Our long reversal zone ends this week on Wednesday. If equities don't rebound by then, they are likely headed lower. But if the January lows hold and sustain a bounce here, we may take profits and cover our short position in the NASDAQ, then wait and see if the rally gains any legs. Right now, it looks like the all-time highs from early January (DOW and S&P 500) and late November (NASDAQ) were long-term tops, but there's still a small chance that one, two, or all three indices could re-test or even exceed those tops over the next six weeks before taking the plunge to a final long-term cycle bottom. We will hold our short position in the NASDAQ for now.
In last Tuesday's blog on the precious metals I wrote:
"Last week silver made a new weekly low but gold did not, and that gave us a bullish divergence signal within our reversal zone for the precious metals. We are now out of that reversal zone but still within our general reversal zone for all markets which ends next week on Wednesday. Another top could form by then, but it's also possible that last week's low in silver and the prior week's low in gold were significant sub-cycle bottoms.
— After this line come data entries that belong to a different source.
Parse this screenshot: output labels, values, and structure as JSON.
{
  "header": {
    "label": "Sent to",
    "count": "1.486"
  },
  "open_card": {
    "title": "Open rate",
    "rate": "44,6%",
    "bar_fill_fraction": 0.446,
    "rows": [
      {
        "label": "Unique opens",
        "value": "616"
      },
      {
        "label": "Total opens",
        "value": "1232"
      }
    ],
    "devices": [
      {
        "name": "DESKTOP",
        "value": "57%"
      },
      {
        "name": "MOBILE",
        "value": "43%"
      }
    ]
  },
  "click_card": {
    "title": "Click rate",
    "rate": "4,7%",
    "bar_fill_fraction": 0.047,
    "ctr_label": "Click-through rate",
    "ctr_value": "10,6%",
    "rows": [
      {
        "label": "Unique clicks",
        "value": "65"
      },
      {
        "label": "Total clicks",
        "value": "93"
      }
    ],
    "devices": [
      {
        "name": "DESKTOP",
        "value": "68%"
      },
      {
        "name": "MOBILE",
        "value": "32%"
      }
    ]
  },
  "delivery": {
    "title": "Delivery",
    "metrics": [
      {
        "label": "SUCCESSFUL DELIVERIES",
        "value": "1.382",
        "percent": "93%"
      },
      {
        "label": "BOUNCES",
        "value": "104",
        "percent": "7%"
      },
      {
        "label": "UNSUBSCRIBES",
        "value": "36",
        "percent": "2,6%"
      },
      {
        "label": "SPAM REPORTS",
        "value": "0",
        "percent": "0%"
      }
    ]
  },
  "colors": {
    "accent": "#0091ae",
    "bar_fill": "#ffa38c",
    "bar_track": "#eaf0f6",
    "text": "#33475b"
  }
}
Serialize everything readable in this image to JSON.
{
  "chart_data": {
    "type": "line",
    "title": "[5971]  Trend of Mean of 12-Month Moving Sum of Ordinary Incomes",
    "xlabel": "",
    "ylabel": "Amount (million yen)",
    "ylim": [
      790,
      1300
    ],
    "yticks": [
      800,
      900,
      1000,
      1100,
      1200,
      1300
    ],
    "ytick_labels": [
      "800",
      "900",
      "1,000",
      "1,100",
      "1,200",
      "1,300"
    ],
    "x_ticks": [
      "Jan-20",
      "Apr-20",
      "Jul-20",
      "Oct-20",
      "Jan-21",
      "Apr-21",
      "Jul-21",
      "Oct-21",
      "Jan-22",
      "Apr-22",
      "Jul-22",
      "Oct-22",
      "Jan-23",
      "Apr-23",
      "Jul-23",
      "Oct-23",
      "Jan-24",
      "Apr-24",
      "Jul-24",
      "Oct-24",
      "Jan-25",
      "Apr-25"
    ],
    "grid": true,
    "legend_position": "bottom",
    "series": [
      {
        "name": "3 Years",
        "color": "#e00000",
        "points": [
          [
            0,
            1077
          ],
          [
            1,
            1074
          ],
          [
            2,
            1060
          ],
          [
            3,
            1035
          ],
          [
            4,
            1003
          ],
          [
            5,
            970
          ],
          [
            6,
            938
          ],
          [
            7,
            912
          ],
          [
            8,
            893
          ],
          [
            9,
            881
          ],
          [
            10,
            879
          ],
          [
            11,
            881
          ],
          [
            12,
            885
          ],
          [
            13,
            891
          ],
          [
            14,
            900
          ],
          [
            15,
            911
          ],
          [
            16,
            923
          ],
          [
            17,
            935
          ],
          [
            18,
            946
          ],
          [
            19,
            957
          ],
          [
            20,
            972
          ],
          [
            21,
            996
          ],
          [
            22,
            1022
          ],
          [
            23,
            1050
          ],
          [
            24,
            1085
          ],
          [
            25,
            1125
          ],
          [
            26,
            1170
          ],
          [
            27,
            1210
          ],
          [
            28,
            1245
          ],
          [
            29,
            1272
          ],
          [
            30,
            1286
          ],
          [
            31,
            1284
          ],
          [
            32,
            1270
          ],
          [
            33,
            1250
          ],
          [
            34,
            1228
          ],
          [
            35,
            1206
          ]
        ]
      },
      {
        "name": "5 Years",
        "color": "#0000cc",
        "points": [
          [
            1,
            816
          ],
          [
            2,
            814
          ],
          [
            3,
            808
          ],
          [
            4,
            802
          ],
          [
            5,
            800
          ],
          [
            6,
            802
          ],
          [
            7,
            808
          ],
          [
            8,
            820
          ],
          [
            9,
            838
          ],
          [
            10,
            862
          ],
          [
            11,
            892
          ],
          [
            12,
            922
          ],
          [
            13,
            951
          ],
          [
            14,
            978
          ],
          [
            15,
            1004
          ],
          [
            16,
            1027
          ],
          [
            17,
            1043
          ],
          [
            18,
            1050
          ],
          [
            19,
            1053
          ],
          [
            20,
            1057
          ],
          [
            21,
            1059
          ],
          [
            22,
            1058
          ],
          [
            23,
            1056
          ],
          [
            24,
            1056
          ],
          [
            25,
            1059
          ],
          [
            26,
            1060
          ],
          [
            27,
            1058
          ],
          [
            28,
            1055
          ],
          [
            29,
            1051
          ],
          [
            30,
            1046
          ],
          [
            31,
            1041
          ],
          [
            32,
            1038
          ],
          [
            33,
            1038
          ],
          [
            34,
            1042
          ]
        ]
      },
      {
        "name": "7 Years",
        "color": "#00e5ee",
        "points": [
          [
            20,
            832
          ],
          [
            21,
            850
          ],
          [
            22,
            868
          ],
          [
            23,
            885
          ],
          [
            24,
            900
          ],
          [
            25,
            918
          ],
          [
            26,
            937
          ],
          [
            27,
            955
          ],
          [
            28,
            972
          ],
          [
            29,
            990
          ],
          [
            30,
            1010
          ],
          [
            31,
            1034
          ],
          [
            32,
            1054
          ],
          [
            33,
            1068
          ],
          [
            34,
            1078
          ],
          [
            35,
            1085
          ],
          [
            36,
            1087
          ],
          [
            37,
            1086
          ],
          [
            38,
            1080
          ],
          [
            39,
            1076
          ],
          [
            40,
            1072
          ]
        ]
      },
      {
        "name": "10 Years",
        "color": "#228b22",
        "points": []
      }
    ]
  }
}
The trend here is still uncertain, but it may be turning bullish."
Well, our reversal zone ends this Wednesday, and both metals are rallying strongly. Gold has been especially strong and surged dramatically on Friday as it exceeded its high from January. Silver rallied too, but it is still well below its January high. This sets up a possible bearish divergence within our reversal zone, so a top and the start of a corrective drop is still possible by Wednesday.
It seems that gold started a new medium-term cycle with its low on Dec. 15 (at $1759), so it its cycle is relatively young, and it looks like it is turning bullish. We don't want to buy this steep rally, but we will watch for any significant sub-cycle corrections to buy (one is due now) - possibly from a top forming this week. Silver also most likely started a new medium-term cycle with its low of $21.45 on Dec. 15. Like gold, silver could also be ready for a significant sub-cycle corrective drop, and it could be imminent. We will remain on the sidelines of both metals for now and watch for any corrective drops that could give us good spots to buy
Today crude oil prices pushed up to yet another new multiyear high at $95.82 (March contract chart) as geopolitical tensions between the U.S., Russia and Ukraine continue. Like the precious metals, the medium-term cycle in crude is due for a significant sub-cycle top and correction, and it's possible that top could be this week. We will watch for it and a possible corrective drop to buy. According to our cycle estimates, crude prices could surge as high as $115 this year. If tension between Russia and the U.S. continues to escalate, we may see even higher prices. We are still on the sidelines of crude.